Wednesday, August 25, 2010

Newspaper Article

I asked the Cheyenne newspaper to do a feature story about Grandma and Grandpa... and they did! I thought the reporter did a good job. She missed a few details but I was just grateful it was in the paper. The baby in this picture is my Dad and that is the original homestead cabin.



Local Federer ranch to celebrate 100 years





Little did Theodore Federer know in 1910 that his hard work would pay off and his ranch would be honored a century later.

By Baylie Evans

CHEYENNE -- An old sepia-tinted photograph shows a life that many in the Federer family remember fondly.

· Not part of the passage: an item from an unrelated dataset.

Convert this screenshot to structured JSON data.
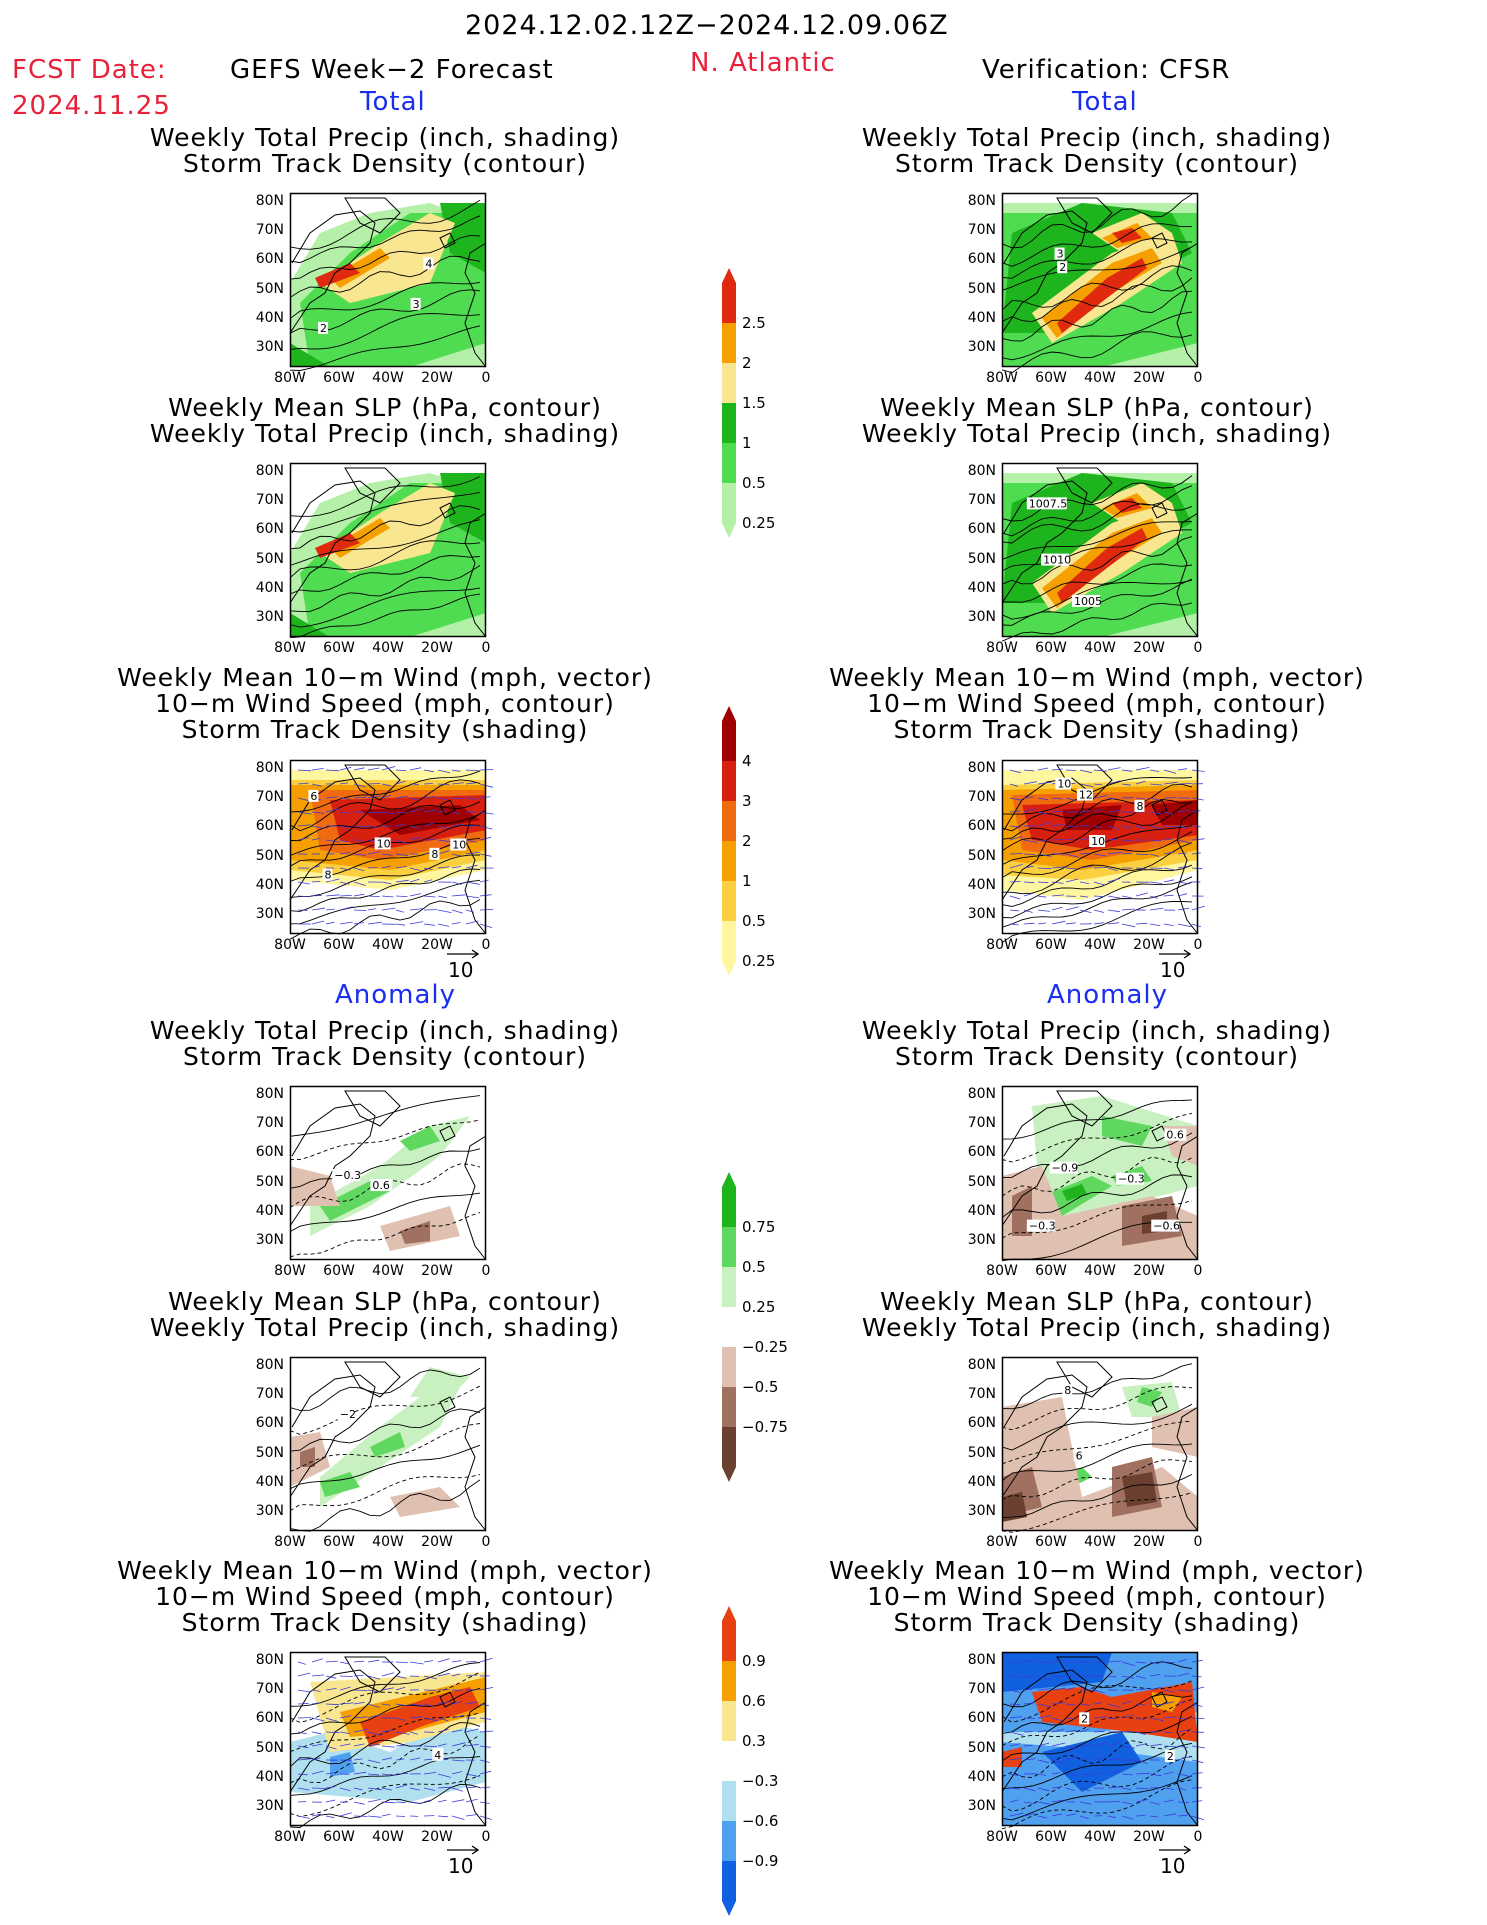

It shows a smiling, chubby-cheeked baby in a baby bonnet, a windmill above a weathered brick building and chickens polka-dotting the landscape.

It's the life that Theodore Federer built for his family after he bought a train ticket westbound from Illinois in 1910 and stopped here.

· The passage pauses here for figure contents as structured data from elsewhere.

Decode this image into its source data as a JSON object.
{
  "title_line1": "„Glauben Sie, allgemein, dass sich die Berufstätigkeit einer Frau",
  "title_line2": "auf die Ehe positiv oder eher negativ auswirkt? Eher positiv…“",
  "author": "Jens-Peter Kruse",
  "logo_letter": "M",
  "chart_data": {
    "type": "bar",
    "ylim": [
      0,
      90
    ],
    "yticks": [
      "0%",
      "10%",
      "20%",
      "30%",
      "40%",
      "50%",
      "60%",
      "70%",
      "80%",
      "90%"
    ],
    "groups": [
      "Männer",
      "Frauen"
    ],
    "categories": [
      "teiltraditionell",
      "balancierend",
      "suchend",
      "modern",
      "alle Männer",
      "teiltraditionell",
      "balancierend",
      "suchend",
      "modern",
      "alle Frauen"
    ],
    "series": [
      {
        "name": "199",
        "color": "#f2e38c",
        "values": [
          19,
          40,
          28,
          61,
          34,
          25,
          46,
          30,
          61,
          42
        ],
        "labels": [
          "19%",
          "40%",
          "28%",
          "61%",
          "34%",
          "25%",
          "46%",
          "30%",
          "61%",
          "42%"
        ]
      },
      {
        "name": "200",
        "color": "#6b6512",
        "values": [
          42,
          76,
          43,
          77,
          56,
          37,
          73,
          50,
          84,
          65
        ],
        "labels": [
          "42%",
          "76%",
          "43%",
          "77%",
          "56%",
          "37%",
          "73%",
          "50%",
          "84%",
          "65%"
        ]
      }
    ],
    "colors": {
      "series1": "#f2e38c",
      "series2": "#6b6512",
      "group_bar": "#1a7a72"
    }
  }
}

Theodore Federer had heard that there was free land out west for anyone that could make it, and he was ready to try.

He set up about 16 miles northwest of Cheyenne and worked the land for several years before it legally became his.

He couldn't have known that his ranch would survive 100 years and would receive recognition for becoming a centennial ranch. He only knew that he had to work hard enough to put food on the table each day, which was no easy task.

Carl Federer, the youngest son of Theodore and Edna Federer's eight children, said he remembered growing up on the ranch just after the depression.

"Folks did everything to make a living," he said.

His family raised chickens, milked dairy cows, grazed cattle and broke horses to buy groceries each week.

Theodore Federer even hunted coyotes, which fetched a price at the time. He would leave before sunrise with his hound dogs and return after dark, Carl Federer recalled.

"You had to be tough to do that," he said.

Life on the ranch was different than it is now, Carl Federer said.

In high school, he would milk 25 cows before catching the school bus at 7 a.m.

Once, he broke his collarbone in a rodeo and couldn't milk them. The family had to sell the dairy cows, he said with a chuckle.

He recalled a blizzard in 1949 that he and his family were lucky to survive.

"It was horrible," he said.

His mother, sister-in-law and several children got trapped in a car during the blizzard and had to be rescued with a toboggan.

"We went out looking for cows after that and, this is no lie, we drove over the telephone lines," he said.

Doctor visits were rare and neighbors took care of each other back then.

"It was a pretty tough life," he said. "I wouldn't trade it for anything."

At 4 p.m. this Friday, more than 100 friends and family of the Federers will gather at Lions Park for a reunion and celebration of the 100th anniversary of the ranch. They will come from all over the country.

Eileen Federer-Williams, a granddaughter of Theodore Federer, said she and her family are proud to still have the family's ranch in their name 100 years later.

The future of the ranch is a little uncertain right now, but she said it will likely remain in the family name for some time to come.

"It means a lot to our family," she said. "We just feel like this is Wyoming's heritage."

She grew up only a quarter of a mile away from the Federer Ranch, herself.

"Honestly, it was the most wonderful experience to have grandparents so nearby," she said.

While the men and boys were out working, the women and girls would work inside.

Her grandmother taught her how to serve and be kind as well as how to quilt and crochet, she said.

"If you asked who the biggest influence in my life was, it would be her," she said.

A lot of homesteaders didn't make it and had to look for work in town. But the family's work ethic made it possible.

"I think it's a little harder these days to teach work ethic," she said. "The farm made it necessary."

She hopes to honor her grandparents in the coming days with the reunion and by accepting recognition from the state as a centennial ranch on Saturday at the State Fair in Douglas.

"(My grandparent's) influence is still felt," she said. "Believe me."